Plot: Winston Smith works in Oceania, where the story is set. Big Brother is in control: an all seeing, all-knowing being. Smith is fed up of his oppressed life, and takes an opportunity from O'Brian, a work colleague, who claims to be a member of the Brotherhood; a group who seem to have the same thoughts and opinions as Smith himself. This, however is a trap and Smith and his girlfriend Julia are tortured in The Ministry of Love until them conform to the parties beliefs.
I really loved this book- I couldn't put it down...an excellent book, which makes you think time and time again- how did Orwell manage to create such a masterpiece? An excellent read!
This novel introduced new words into our vocabulary, most notably "Big Brother", but double speak, newspeak, though police as well. The book crystallizes the ideas of population control through thought control which is done through information control.
In this world, history, culture, prejudices are written and re-written at will. This is done very deliberately in an almost boring government desk clerk, burocracy kind of way. Its all so simple and easy.
There is no collective mind or memory. People really are like sheep.
The few deviations, like those of the main characters aren't even really against the system.
Of course there must be repression, and Room 101 is really the pinnacle of torture.
The totalitarianism of the book is a parallel to Stalinism and similar oppressive regimes, but only because everyone knows of the overt way in which big brother measures operated in those regimes. I seem like this could never happen nowadays, right? Well you are forgetting about North Korea...
Admittedly, even there no such extremes of control are possible, and it seems hard that such a thing could come to be. But if you think about it, if you think about slogan like WAR IS PEACE or FREEDOM IS SLAVERY and you see that so many times rallies and political discourse is also reduced to a single idea, a single cry. No thought of the origins or reasons behind many events in the news is already the practice and encouraged. It's a first step to the lack of knowledge and memory necessary for thought control to creep in.
The novel is full of impressive, thought provoking ideas, but its not the easiest to read and the characters have a weird involvement. I'd like to know of a different involvement between Winston and Julia, of a different attempt of Winston to relate to his fellow human being.

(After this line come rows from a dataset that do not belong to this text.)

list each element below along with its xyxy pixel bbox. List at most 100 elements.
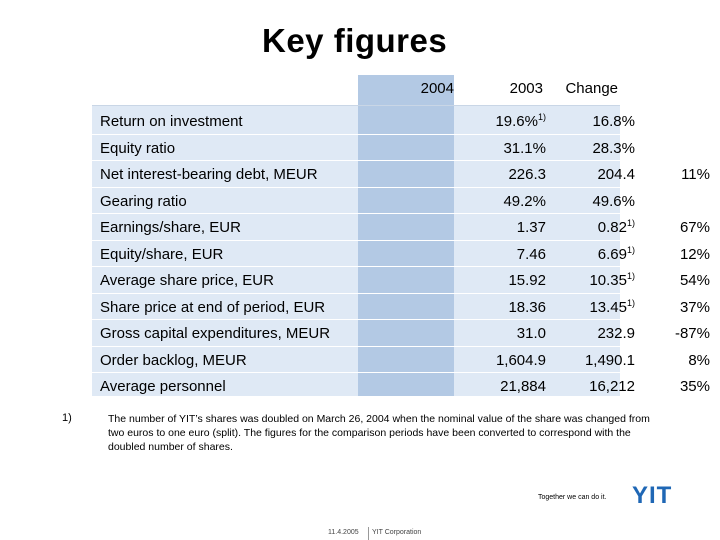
- cell-change: 54%: [679, 272, 710, 289]
- cell-value: 6.69: [597, 245, 627, 263]
- row-label: Average personnel: [100, 378, 226, 395]
- table-row: Average personnel 21,884 16,212 35%: [92, 372, 710, 399]
- yit-logo: YIT: [632, 482, 673, 509]
- footnote-ref: 1): [626, 218, 635, 228]
- cell-2004: 31.1%: [450, 140, 546, 157]
- cell-2003: 16.8%: [550, 113, 635, 130]
- cell-2004: 19.6%1): [450, 112, 546, 131]
- cell-value: 16,212: [589, 378, 635, 395]
- cell-value: 13.45: [589, 298, 627, 316]
- table-row: Share price at end of period, EUR 18.36 13…: [92, 293, 710, 320]
- row-label: Share price at end of period, EUR: [100, 298, 326, 316]
- row-divider: [92, 345, 620, 347]
- cell-2003: 1,490.1: [550, 352, 635, 369]
- cell-2003: 232.9: [550, 325, 635, 342]
- table-row: Average share price, EUR 15.92 10.351) 54%: [92, 266, 710, 293]
- cell-2003: 204.4: [550, 166, 635, 183]
- row-label: Gearing ratio: [100, 192, 187, 210]
- cell-value: 19.6%: [495, 113, 538, 130]
- row-divider: [92, 372, 620, 373]
- cell-value: 28.3%: [592, 139, 635, 157]
- cell-value: 10.35: [589, 272, 627, 289]
- cell-value: 18.36: [508, 298, 546, 316]
- row-divider: [92, 186, 620, 188]
- cell-2003: 0.821): [550, 218, 635, 237]
- table-row: Equity ratio 31.1% 28.3%: [92, 134, 635, 161]
- cell-value: 1,604.9: [495, 351, 546, 369]
- row-divider: [92, 160, 620, 161]
- cell-2004: 1.37: [450, 219, 546, 236]
- cell-2004: 18.36: [450, 299, 546, 316]
- cell-value: 31.1%: [503, 139, 546, 157]
- cell-2004: 21,884: [450, 378, 546, 395]
- cell-change: 35%: [679, 378, 710, 395]
- cell-2004: 1,604.9: [450, 352, 546, 369]
- cell-2003: 28.3%: [550, 140, 635, 157]
- table-header-bg: [92, 75, 620, 105]
- cell-value: 16.8%: [592, 113, 635, 130]
- table-row: Order backlog, MEUR 1,604.9 1,490.1 8%: [92, 346, 710, 373]
- cell-change: 37%: [679, 298, 710, 316]
- table-row: Earnings/share, EUR 1.37 0.821) 67%: [92, 213, 710, 240]
- cell-2004: 226.3: [450, 166, 546, 183]
- row-label: Net interest-bearing debt, MEUR: [100, 166, 318, 183]
- header-2004: 2004: [420, 80, 454, 97]
- header-2003: 2003: [509, 80, 543, 97]
- row-label: Equity/share, EUR: [100, 245, 224, 263]
- table-row: Gearing ratio 49.2% 49.6%: [92, 187, 635, 214]
- cell-change: -87%: [674, 325, 710, 342]
- cell-value: 232.9: [597, 325, 635, 342]
- cell-value: 15.92: [508, 272, 546, 289]
- cell-change: 12%: [679, 245, 710, 263]
- footnote-ref: 1): [626, 244, 635, 255]
- cell-change: 11%: [681, 166, 710, 183]
- row-label: Return on investment: [100, 113, 243, 130]
- cell-value: 204.4: [597, 166, 635, 183]
- row-label: Earnings/share, EUR: [100, 219, 241, 236]
- cell-2003: 13.451): [550, 297, 635, 316]
- column-2004-highlight: [358, 75, 454, 396]
- cell-2003: 10.351): [550, 271, 635, 290]
- cell-value: 0.82: [597, 219, 627, 236]
- row-divider: [92, 213, 620, 214]
- footer-date: 11.4.2005: [328, 529, 359, 536]
- cell-2004: 49.2%: [450, 193, 546, 210]
- row-divider: [92, 133, 620, 135]
- row-label: Order backlog, MEUR: [100, 351, 247, 369]
- cell-value: 7.46: [516, 245, 546, 263]
- table-row: Net interest-bearing debt, MEUR 226.3 204.…: [92, 160, 710, 187]
- cell-change: 67%: [679, 219, 710, 236]
- footer-divider: [368, 527, 369, 540]
- row-divider: [92, 266, 620, 267]
- cell-value: 1,490.1: [584, 351, 635, 369]
- cell-2003: 49.6%: [550, 193, 635, 210]
- cell-2003: 16,212: [550, 378, 635, 395]
- cell-2004: 31.0: [450, 325, 546, 342]
- cell-2004: 7.46: [450, 246, 546, 263]
- slogan: Together we can do it.: [538, 494, 607, 501]
- row-label: Average share price, EUR: [100, 272, 274, 289]
- key-figures-table: [92, 75, 620, 396]
- footnote-ref: 1): [537, 112, 546, 122]
- cell-value: 49.6%: [592, 192, 635, 210]
- row-divider: [92, 319, 620, 320]
- row-divider: [92, 239, 620, 241]
- page-title: Key figures: [262, 22, 448, 59]
- footer-corporation: YIT Corporation: [372, 529, 422, 536]
- table-row: Gross capital expenditures, MEUR 31.0 232.…: [92, 319, 710, 346]
- cell-change: 8%: [688, 351, 710, 369]
- footnote-ref: 1): [626, 297, 635, 308]
- footnote-ref: 1): [626, 271, 635, 281]
- row-label: Equity ratio: [100, 139, 176, 157]
- cell-value: 31.0: [516, 325, 546, 342]
- header-divider: [92, 105, 620, 106]
- footnote-text: The number of YIT’s shares was doubled o…: [108, 413, 650, 453]
- cell-value: 226.3: [508, 166, 546, 183]
- cell-value: 1.37: [516, 219, 546, 236]
- table-row: Equity/share, EUR 7.46 6.691) 12%: [92, 240, 710, 267]
- cell-value: 49.2%: [503, 192, 546, 210]
- footnote-mark: 1): [62, 412, 72, 424]
- row-label: Gross capital expenditures, MEUR: [100, 325, 331, 342]
- cell-value: 21,884: [500, 378, 546, 395]
- header-change: Change: [565, 80, 618, 97]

But of course, it may be natural constraints from the environment that does not allow this.
This is one book that everyone should read though schools seem to concentrate on Animal Farm, 84 is far superior. It really strikes a chord because it is so real and remarkably prescient. The misinformation or 'double speak' which the protagonist encounters is how I would imagine living in North Korea would be like. The constant surveillance is not too far off the CCTV culture we live in today. The state interference in all respects of the lead character's life can be seen today in the ID Card debate and the ageing shadows of communism. A reflection of this is that the book has spawned a number of popular referrences that are familiar to many who have not read it, 'big brother' being the most famous example though for all the wrong reasons.
Throughout Orwell writes in an engaging lucid way. I have read and enjoyed many of his books, but here he seems most at home with his theme most in tune with his craft and most determined that his message should strike home.
I would recommend this book to anyone aged over about 14 and beyond 14 the younger the better. It offers a remarkable perspective on individual freedom that is as relevant now as it was in 1949.